Growth for companies in the market of developing and deploying software applications is due for a downward turn in 2001 according to forecasts from analyst firm International Data Corp. (IDC).

In its annual report, Worldwide Software Market Forecast Summary, 2001-2005, IDC says that due to the events of September 11 coupled with the current economic recession, the steady growth of the worldwide packaged software market is now expected to spiral downward to 6.8 percent growth in 2001, 5.2 percent less than the firm's original 12 percent forecast.

Focusing on its three primary software market segments; applications, application development and deployment, and system infrastructure software, IDC says that each will suffer reduced growth.

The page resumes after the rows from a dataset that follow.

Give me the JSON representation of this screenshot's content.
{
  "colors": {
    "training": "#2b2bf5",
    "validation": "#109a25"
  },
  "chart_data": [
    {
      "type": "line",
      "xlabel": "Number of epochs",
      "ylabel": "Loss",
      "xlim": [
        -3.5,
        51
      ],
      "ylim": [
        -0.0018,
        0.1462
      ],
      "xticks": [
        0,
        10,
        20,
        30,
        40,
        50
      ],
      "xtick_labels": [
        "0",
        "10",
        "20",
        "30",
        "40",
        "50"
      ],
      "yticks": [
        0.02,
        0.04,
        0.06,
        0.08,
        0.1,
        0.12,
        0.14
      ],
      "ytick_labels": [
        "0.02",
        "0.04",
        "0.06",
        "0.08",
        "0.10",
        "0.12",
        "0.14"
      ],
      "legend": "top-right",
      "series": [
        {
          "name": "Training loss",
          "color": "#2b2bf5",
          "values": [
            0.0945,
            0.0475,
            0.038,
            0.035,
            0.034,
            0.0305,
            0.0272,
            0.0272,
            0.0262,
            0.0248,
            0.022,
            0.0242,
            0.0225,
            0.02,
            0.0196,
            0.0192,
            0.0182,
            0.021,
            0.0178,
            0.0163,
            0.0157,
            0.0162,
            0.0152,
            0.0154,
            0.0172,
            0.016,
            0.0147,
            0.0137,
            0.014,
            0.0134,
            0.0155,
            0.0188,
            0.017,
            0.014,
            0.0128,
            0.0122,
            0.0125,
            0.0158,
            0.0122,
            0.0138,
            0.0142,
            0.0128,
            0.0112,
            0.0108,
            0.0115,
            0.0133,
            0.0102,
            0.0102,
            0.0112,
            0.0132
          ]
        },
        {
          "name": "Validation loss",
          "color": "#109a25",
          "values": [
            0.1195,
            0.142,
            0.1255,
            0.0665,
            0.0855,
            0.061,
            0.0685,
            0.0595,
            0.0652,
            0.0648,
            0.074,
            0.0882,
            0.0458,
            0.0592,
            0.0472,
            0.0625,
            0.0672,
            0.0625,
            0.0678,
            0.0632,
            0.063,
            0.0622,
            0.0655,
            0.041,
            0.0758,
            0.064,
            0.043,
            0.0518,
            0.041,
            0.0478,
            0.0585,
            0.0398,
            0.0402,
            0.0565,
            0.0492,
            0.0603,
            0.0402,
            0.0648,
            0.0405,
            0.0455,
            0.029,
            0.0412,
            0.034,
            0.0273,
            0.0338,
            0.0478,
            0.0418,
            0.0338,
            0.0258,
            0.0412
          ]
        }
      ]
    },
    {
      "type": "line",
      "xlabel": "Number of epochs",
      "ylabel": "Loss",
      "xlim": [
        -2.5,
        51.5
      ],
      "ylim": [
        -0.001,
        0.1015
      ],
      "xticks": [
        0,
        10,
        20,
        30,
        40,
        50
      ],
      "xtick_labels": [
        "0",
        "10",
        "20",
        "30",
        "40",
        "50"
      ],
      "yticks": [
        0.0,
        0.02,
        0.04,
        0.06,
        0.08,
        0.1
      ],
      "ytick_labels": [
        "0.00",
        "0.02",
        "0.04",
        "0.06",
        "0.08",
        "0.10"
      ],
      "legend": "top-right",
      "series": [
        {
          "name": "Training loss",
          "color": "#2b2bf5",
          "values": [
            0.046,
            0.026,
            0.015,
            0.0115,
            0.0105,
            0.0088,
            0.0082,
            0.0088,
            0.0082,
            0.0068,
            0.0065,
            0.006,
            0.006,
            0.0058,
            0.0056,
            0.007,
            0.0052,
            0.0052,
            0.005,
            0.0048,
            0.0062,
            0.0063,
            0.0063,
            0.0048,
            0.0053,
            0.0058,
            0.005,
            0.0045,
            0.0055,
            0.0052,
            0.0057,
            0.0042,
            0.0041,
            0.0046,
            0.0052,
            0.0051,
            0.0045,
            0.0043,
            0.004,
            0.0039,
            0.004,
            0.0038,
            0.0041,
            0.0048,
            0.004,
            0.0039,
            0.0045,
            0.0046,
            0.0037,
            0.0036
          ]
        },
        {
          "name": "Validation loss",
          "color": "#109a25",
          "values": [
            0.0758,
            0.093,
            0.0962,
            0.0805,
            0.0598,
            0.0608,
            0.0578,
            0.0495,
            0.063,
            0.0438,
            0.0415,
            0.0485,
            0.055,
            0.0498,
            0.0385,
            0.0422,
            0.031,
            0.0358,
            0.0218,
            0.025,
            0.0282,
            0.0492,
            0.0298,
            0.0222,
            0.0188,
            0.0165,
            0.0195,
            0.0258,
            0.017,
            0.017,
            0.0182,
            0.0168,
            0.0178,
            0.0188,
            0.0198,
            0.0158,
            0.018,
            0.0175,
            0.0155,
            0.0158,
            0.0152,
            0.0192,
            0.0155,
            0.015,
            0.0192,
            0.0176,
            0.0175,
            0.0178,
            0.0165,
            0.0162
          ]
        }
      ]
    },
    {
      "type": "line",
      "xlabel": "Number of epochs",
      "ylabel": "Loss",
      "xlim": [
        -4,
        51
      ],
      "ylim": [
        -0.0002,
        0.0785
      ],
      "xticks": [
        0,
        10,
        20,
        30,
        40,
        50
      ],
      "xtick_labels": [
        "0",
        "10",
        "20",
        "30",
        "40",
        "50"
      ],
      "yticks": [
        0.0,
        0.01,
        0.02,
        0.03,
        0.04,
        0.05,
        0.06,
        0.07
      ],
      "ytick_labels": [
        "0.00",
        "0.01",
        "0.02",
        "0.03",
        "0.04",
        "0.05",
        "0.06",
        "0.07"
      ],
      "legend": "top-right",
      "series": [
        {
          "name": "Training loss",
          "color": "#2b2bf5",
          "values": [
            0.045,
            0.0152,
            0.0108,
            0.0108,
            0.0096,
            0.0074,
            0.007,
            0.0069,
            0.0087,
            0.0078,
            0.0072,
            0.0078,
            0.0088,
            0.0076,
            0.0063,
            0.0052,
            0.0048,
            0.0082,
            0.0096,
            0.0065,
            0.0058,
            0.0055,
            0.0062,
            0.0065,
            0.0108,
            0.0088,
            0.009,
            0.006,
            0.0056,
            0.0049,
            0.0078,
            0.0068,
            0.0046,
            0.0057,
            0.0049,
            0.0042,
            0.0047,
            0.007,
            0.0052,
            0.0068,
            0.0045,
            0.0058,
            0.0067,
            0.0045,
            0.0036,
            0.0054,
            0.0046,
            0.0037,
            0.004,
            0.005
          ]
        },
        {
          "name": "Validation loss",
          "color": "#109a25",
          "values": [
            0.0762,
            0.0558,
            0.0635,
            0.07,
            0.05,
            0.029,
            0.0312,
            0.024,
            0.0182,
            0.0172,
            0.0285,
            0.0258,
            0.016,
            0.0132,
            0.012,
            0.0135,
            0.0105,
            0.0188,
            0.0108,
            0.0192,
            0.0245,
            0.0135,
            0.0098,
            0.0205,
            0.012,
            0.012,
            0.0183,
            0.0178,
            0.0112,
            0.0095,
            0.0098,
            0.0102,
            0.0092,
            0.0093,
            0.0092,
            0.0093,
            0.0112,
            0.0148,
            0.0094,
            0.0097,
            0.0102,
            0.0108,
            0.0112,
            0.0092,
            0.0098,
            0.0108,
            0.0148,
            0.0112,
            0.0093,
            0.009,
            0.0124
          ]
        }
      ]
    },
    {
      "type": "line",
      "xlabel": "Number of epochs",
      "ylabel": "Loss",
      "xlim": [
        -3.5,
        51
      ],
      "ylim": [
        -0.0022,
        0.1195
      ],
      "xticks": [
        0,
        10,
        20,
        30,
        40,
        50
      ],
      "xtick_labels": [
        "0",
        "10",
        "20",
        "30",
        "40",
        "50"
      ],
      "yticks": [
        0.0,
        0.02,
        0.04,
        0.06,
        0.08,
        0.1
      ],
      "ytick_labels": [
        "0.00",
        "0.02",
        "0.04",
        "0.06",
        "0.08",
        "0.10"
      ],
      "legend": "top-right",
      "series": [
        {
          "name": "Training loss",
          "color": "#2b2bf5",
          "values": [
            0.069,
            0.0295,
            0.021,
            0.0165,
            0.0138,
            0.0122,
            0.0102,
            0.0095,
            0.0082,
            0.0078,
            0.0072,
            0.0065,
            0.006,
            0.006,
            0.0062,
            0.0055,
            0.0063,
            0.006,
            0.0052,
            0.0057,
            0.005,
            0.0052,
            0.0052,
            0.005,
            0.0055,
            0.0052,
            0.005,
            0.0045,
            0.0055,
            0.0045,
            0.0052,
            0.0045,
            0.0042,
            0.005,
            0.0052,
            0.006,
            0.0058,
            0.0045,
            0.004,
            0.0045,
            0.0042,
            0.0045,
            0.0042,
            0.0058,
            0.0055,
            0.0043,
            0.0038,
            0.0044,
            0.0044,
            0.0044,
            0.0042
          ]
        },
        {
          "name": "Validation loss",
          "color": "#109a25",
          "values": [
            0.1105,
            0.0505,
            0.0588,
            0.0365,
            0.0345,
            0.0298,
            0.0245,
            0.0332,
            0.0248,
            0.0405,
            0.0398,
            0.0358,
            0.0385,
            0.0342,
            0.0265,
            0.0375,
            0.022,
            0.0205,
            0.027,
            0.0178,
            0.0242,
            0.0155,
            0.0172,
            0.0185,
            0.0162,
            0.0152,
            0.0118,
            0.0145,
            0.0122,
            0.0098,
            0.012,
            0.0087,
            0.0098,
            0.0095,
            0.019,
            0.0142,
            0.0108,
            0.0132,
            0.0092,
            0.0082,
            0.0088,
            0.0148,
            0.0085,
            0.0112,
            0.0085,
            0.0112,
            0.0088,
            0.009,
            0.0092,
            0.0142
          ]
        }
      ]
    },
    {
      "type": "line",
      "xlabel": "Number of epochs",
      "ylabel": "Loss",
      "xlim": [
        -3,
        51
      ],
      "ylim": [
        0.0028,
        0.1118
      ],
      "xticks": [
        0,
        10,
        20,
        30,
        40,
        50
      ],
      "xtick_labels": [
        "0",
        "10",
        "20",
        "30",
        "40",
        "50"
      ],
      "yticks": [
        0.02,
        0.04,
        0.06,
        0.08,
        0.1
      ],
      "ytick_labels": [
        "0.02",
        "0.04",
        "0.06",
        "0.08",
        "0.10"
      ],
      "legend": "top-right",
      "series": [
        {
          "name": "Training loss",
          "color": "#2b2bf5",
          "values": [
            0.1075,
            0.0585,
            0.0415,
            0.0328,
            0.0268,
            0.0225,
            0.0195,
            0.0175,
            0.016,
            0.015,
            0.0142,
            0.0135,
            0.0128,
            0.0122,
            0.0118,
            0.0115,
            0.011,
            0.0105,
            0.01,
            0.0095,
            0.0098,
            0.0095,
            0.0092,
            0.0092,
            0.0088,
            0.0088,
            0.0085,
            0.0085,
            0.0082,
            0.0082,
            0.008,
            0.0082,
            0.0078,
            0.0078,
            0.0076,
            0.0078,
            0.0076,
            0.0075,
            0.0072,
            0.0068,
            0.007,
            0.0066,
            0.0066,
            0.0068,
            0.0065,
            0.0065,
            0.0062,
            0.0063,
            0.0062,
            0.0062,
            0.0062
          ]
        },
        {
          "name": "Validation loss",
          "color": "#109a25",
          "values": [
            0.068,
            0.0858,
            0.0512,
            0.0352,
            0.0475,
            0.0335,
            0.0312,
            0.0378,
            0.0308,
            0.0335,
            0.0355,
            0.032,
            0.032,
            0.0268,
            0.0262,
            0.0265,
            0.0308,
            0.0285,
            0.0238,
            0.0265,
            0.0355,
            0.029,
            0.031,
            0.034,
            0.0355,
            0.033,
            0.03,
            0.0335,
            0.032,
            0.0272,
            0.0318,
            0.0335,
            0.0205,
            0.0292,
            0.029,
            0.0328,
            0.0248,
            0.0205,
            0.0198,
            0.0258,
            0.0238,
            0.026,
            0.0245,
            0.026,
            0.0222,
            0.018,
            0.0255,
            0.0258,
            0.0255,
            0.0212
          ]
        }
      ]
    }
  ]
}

And although IDC expects growth recovery in 2002, the rebound will be less significant than expected with most recent figures at 11.8 percent, still less than the 15 percent originally forecast.

The report breaks down figures for each market segment:

  • The application development and deployment market will experience the greatest reduction in growth in 2001, with growth of 4.7 percent, down 10.5 percent from IDC's original 2001 forecast of 15.2 percent growth expectancy.

  • The applications market will also grow less than expected, from 12.7 percent originally projected in 2001 to 9.4 percent, and a decrease from a forecast of 14.6 percent to 9.1 percent in 2002.

  • System infrastructure software market will grow only 4.6 percent in 2001 instead of the originally projected 8.4 percent, but will grow to 11.8 percent in 2002, just 1.2 percent lower than previously forecast.

"The globally weak economy and the reduced software growth rate will cause a change in the way software is being purchased," said Tony Picardi, senior vice president of Global Software at IDC.

"This will result in a changed industry structure involving a rapid increase in the use of security and a continual increase of infrastructure, tools, and applications used to advance personal connectivity of all kinds," he predicts.